Попытка удревнить публикацию трактата Литвина и отнести его к XVI в. предпринял и А. Межиньский[9]. Свои выводы он основывал на тексте сочинения Я. Ласицкого «О богах Жемайтии» (1580 г.). В нем пересказывалась часть работы Литвина, в частности о прибытии в Литву предков литовского народа — римлян еще во времена Юлия Цезаря. Поэтому Межиньский предположил, что труд Михалона стал известен Ласицкому еще до 1580 г., и, более того, что сочинение Литвина к этому времени уже было опубликовано. Однако, как это доказал В. Манхардт, фрагмент, заимствованный из Михалона, принадлежит не Ласицкому, но Грассеру, издателю трудов Михалона и Ласицкого[10].
Не известно никакое раннее (XVI — начало XVII в.) издание «Трактата», хотя теоретически можно было бы предположить возможность первой публикации его и в типографии Краковского университета, и в Кенигсберге, и в типографии Радзивиллов в Бресте Литовском, действовавшей с 1553 г.[11]
В течение XVII в. фрагменты трактата Михалона Литвина (полностью или в усеченном виде) несколько раз переиздавались, преимущественно в первой половине XVII в. В сборнике Эльзевиров 1626, 1627, 1630 и 1642 гг. были воспроизведены те части сочинения, в которых были изложены представления Литвина о римском происхождении литовцев, суде и правосудии в Литве, об обычаях и образе жизни татар.

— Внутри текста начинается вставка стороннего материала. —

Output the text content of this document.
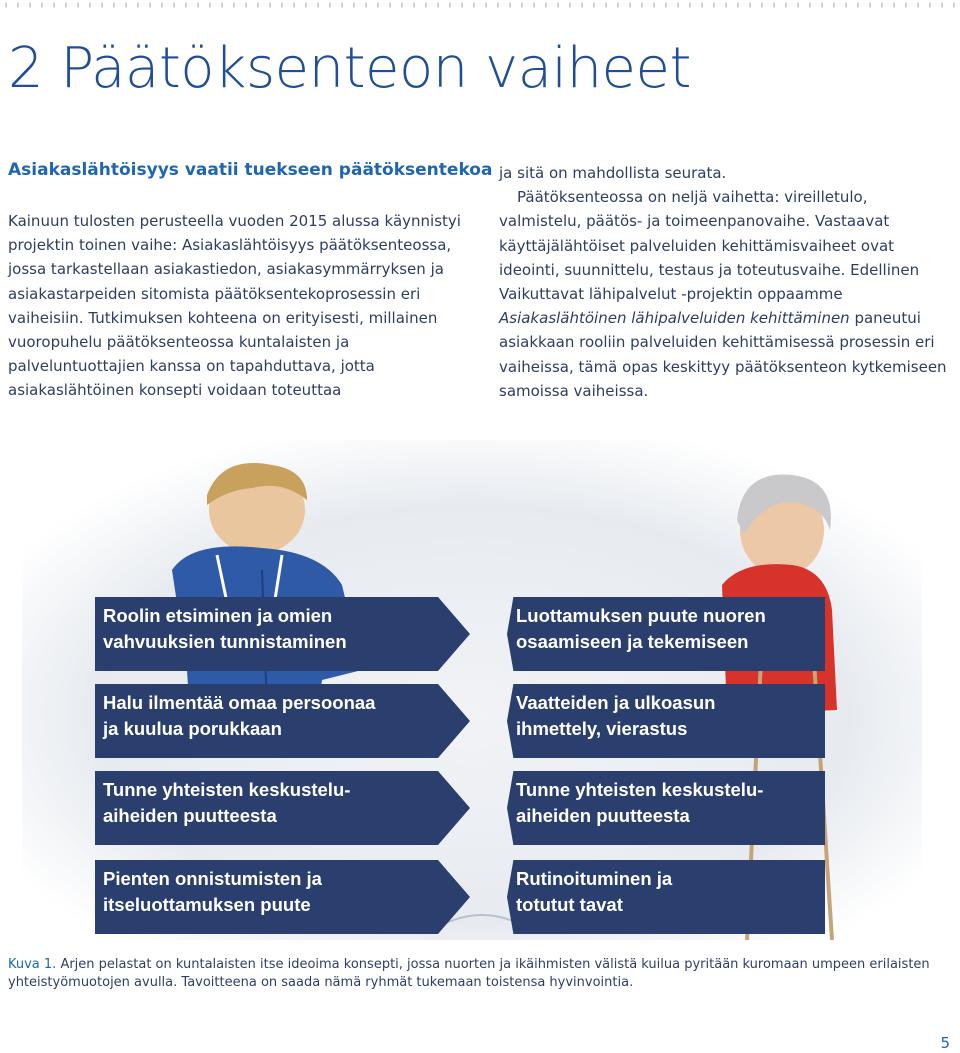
2 Päätöksenteon vaiheet
Asiakaslähtöisyys vaatii tuekseen päätöksentekoa

Kainuun tulosten perusteella vuoden 2015 alussa käynnistyi projektin toinen vaihe: Asiakaslähtöisyys päätöksenteossa, jossa tarkastellaan asiakastiedon, asiakasymmärryksen ja asiakastarpeiden sitomista päätöksentekoprosessin eri vaiheisiin. Tutkimuksen kohteena on erityisesti, millainen vuoropuhelu päätöksenteossa kuntalaisten ja palveluntuottajien kanssa on tapahduttava, jotta asiakaslähtöinen konsepti voidaan toteuttaa

ja sitä on mahdollista seurata.

Päätöksenteossa on neljä vaihetta: vireilletulo, valmistelu, päätös- ja toimeenpanovaihe. Vastaavat käyttäjälähtöiset palveluiden kehittämisvaiheet ovat ideointi, suunnittelu, testaus ja toteutusvaihe. Edellinen Vaikuttavat lähipalvelut -projektin oppaamme Asiakaslähtöinen lähipalveluiden kehittäminen paneutui asiakkaan rooliin palveluiden kehittämisessä prosessin eri vaiheissa, tämä opas keskittyy päätöksenteon kytkemiseen samoissa vaiheissa.

Roolin etsiminen ja omien
vahvuuksien tunnistaminen
Halu ilmentää omaa persoonaa
ja kuulua porukkaan
Tunne yhteisten keskustelu-
aiheiden puutteesta
Pienten onnistumisten ja
itseluottamuksen puute
Luottamuksen puute nuoren
osaamiseen ja tekemiseen
Vaatteiden ja ulkoasun
ihmettely, vierastus
Tunne yhteisten keskustelu-
aiheiden puutteesta
Rutinoituminen ja
totutut tavat

Kuva 1. Arjen pelastat on kuntalaisten itse ideoima konsepti, jossa nuorten ja ikäihmisten välistä kuilua pyritään kuromaan umpeen erilaisten yhteistyömuotojen avulla. Tavoitteena on saada nämä ryhmät tukemaan toistensa hyvinvointia.

5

Первая из этих тем вошла и в историографию XVII в. В связи с отсутствием во второй половине XVII в. археологических данных филологические экскурсы историков и этнографов были единственными доказательствами тех или иных теорий этногенеза. Историки Пруссии В. X. Неттельхорст и К. Харткнох в 1674, 1679 и 1684 гг. либо приводили соответствующее место труда Литвина, либо пересказывали его[12]. Однако уже тогда прозвучали и первые критические замечания (M. Преториус) в адрес теории Литвина.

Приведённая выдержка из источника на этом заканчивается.